E' un poeta/scrittore bosniaco-canadese e basta XD se volete saperne di più andate sul suo sito ufficiale, QUI ;)

Detto ciò, passiamo ad Alan.
Il 12 dicembre 2001 all'Apollo Theatre a Londra, nell'ambito dell'International Writers' Season of The Orange Word, un festival letterario sponsorizzato dalla Orange, Alan Rickman recita alcune poesie del suddetto Goran Simic, che sono:

- Dogs and Bones
- Beginning After Everything
- Christmas
- Sarajevo Spring.

Questa è la recensione di una certa Michelle, presa qui
Traduzione a cura di Giulia Nerucci

As part of The Word Festival held in London recently, Alan Rickman was asked to read a selection of Goran Simic's poems during an evening dedicated to war poetry. Goran Simic is a Bosnian writer currently living in Canada who has written harrowing and bitter poetry about his experiences in Sarajevo. Not having copies, I can't now remember all the poems' horrors (though the title of one, Sprinting from the Graveyard, makes me shiver), but they were stories of burying friends, dogs running wild and canny in the streets, the terror of opening your eyes in case you saw anything, and the utterly numbing yet howlingly painful sense of despair caused by war and the direct experience of war.

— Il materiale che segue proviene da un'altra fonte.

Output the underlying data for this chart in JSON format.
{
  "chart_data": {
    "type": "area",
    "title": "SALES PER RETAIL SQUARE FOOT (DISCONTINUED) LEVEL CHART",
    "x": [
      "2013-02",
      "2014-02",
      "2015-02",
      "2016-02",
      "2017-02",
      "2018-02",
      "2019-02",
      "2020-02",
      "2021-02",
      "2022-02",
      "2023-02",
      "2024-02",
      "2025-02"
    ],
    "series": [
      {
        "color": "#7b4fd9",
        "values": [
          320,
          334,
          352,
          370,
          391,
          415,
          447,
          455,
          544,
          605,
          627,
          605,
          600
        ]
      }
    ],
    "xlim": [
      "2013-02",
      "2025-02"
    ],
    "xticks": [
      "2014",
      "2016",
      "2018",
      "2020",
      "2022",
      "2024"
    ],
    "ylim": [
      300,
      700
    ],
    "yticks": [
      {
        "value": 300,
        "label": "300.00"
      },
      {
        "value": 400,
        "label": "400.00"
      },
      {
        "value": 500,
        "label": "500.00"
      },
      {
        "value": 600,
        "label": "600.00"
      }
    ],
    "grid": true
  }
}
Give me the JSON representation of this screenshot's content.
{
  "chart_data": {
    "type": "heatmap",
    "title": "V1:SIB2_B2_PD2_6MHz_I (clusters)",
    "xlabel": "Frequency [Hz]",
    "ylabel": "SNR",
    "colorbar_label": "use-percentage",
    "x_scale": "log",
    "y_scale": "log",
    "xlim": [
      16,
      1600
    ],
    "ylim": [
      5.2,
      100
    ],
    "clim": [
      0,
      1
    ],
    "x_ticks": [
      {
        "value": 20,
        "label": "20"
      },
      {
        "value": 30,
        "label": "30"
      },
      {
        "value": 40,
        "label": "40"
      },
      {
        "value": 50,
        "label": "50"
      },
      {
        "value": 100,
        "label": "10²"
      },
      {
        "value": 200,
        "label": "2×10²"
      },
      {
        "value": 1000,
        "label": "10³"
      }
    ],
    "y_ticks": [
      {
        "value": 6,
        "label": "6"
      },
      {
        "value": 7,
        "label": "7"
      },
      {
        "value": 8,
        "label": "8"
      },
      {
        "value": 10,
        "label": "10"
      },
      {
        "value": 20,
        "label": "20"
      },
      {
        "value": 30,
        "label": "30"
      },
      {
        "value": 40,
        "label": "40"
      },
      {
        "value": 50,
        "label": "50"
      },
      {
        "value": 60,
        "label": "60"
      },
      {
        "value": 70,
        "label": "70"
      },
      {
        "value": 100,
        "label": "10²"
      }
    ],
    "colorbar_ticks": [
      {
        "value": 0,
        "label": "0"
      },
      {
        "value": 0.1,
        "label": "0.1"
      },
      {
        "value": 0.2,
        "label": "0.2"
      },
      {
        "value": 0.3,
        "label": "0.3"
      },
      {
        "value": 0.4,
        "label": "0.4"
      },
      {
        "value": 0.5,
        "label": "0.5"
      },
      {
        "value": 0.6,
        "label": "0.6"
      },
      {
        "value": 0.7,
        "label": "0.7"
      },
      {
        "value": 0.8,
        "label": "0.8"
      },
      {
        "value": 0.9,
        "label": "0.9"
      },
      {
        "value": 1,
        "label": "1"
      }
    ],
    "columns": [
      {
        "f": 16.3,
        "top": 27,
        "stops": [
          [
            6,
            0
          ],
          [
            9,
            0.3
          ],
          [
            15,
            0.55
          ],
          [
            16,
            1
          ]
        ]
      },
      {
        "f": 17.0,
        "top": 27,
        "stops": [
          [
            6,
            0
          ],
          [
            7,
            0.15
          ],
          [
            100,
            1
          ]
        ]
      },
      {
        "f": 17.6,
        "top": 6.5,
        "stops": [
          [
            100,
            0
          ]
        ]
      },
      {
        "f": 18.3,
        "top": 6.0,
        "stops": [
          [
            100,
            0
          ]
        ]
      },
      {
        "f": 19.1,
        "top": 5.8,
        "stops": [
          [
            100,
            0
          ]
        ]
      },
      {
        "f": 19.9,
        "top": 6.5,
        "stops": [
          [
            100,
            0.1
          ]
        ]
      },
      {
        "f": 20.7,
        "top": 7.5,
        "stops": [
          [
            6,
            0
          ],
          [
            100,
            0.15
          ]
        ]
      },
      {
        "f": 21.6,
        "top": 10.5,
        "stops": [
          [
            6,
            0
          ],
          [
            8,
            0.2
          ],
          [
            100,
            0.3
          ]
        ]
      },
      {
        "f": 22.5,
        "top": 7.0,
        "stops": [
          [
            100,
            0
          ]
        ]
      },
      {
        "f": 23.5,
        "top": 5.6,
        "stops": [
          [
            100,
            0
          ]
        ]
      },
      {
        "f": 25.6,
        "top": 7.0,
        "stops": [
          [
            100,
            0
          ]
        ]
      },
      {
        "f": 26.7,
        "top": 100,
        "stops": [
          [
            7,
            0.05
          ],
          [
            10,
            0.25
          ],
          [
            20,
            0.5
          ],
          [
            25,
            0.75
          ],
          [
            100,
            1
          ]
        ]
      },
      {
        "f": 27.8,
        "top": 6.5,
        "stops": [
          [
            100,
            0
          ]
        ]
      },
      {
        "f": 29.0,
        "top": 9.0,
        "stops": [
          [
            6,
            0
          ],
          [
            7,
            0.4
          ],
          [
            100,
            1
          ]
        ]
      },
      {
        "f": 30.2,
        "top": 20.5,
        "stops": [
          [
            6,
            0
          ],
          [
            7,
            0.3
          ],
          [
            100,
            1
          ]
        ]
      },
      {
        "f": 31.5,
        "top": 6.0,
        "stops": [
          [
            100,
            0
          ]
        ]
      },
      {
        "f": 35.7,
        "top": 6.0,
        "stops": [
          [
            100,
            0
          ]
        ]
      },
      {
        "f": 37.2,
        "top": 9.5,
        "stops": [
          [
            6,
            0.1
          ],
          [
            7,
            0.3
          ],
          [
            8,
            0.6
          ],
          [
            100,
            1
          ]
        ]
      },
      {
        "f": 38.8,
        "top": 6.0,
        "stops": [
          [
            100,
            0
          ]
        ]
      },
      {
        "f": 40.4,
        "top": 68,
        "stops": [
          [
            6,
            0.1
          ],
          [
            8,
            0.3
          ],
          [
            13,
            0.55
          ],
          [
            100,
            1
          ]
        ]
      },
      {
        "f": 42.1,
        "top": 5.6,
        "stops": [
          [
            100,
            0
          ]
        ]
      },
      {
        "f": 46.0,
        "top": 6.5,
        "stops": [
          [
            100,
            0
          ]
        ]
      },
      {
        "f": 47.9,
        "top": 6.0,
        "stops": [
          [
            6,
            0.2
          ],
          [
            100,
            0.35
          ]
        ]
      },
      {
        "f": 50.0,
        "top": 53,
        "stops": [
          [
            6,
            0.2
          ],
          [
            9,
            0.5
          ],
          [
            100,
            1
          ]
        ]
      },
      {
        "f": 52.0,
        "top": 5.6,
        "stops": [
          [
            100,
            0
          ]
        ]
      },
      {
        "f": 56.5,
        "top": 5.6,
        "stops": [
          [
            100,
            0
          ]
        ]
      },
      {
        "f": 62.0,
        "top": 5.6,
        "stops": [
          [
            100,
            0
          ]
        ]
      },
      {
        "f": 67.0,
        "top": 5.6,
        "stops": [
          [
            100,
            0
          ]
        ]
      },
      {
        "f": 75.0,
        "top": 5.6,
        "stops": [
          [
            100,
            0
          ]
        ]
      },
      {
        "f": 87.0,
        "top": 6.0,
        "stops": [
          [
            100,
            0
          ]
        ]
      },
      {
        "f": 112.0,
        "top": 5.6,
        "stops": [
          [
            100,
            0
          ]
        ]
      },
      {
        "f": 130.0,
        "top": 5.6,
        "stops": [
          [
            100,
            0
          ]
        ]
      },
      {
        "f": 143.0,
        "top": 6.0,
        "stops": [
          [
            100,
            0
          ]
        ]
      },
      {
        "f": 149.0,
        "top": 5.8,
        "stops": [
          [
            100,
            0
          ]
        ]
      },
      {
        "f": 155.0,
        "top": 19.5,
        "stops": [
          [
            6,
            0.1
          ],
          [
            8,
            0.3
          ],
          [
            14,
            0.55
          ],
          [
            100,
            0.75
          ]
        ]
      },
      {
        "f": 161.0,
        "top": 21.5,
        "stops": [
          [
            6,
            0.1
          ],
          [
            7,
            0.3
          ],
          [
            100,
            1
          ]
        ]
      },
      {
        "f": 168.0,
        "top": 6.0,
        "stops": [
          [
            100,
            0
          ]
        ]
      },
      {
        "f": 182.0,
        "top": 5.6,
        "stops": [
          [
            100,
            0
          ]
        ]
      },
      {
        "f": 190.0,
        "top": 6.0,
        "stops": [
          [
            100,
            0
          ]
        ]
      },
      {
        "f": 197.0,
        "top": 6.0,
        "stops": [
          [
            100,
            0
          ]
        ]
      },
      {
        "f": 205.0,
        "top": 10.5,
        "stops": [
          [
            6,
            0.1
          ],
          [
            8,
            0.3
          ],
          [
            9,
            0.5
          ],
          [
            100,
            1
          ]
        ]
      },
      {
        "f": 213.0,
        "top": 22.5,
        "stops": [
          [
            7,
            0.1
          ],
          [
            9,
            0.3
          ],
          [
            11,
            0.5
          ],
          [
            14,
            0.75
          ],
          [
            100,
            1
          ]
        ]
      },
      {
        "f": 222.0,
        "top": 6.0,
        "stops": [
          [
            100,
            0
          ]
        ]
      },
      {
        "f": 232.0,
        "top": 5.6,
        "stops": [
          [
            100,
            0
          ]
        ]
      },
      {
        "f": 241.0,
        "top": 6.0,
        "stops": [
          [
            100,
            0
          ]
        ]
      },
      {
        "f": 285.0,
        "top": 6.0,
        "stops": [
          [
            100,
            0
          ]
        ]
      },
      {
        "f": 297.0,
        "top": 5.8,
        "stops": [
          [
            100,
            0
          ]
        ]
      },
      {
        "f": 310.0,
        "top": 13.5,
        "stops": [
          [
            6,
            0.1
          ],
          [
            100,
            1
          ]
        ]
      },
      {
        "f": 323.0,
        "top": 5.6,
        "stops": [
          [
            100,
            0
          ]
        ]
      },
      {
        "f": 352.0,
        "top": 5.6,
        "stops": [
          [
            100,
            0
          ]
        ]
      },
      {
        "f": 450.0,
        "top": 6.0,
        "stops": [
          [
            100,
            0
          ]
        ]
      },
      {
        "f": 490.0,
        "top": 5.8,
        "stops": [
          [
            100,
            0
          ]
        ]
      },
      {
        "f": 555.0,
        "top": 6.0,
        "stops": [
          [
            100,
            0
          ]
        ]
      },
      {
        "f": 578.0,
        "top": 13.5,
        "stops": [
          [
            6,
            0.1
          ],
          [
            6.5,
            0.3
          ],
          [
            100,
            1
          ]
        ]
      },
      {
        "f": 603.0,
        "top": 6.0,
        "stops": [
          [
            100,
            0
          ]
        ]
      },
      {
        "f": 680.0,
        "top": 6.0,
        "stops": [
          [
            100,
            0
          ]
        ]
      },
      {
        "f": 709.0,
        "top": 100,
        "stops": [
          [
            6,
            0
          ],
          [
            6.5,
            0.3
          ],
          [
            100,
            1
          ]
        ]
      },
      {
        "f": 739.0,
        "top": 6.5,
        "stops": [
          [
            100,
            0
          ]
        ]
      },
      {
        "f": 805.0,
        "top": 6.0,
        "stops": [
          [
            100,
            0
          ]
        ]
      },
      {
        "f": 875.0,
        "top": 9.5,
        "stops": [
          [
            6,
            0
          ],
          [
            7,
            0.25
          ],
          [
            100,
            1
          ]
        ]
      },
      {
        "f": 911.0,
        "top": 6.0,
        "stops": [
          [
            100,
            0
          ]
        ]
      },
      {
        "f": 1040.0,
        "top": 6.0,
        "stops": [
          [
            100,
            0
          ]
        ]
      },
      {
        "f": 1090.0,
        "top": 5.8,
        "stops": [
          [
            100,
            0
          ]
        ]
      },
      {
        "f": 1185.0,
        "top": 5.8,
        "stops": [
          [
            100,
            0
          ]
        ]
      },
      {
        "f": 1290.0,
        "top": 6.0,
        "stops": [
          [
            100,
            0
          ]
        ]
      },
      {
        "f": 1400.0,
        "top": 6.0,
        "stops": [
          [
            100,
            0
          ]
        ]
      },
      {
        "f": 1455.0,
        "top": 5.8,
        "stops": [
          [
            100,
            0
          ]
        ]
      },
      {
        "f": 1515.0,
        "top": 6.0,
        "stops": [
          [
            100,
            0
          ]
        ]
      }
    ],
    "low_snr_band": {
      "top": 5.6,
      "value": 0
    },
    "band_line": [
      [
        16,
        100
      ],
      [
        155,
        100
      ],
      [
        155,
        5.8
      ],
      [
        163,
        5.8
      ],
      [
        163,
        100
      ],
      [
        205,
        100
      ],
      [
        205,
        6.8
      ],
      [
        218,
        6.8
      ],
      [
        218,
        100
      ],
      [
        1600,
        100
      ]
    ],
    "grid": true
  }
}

Mr Rickman was the first actor to read and, after being introduced by the Festival's Director Peter Florence, he strode across the stage to the microphone and our applause, all dressed in black, a solemn, almost sultry expression on his face. Well, he was about to give us some pretty serious stuff. He announced the title of the first poem and then started to read. And totally disappeared.

It's the only way I can describe it. As soon as he began to read, I was no longer aware of Alan Rickman standing on stage, reading, acting, performing. All I was aware of was the power of words that seemed not to have been crafted to perfection years previously, but that were being spoken freshly here for the first time. There was nothing else to be aware of. If I had been seated alone in a tiny room with the person who had experienced these terrible things, listening to him as he felt his way into an expression of his raw-meat memories, the impact could not have been greater. The voice was so full of passion, yet so empty and flat, so angry and violent and yet so despairing and hopeless, that after just some 7 minutes, we were emotionally limp and drained and wrung out.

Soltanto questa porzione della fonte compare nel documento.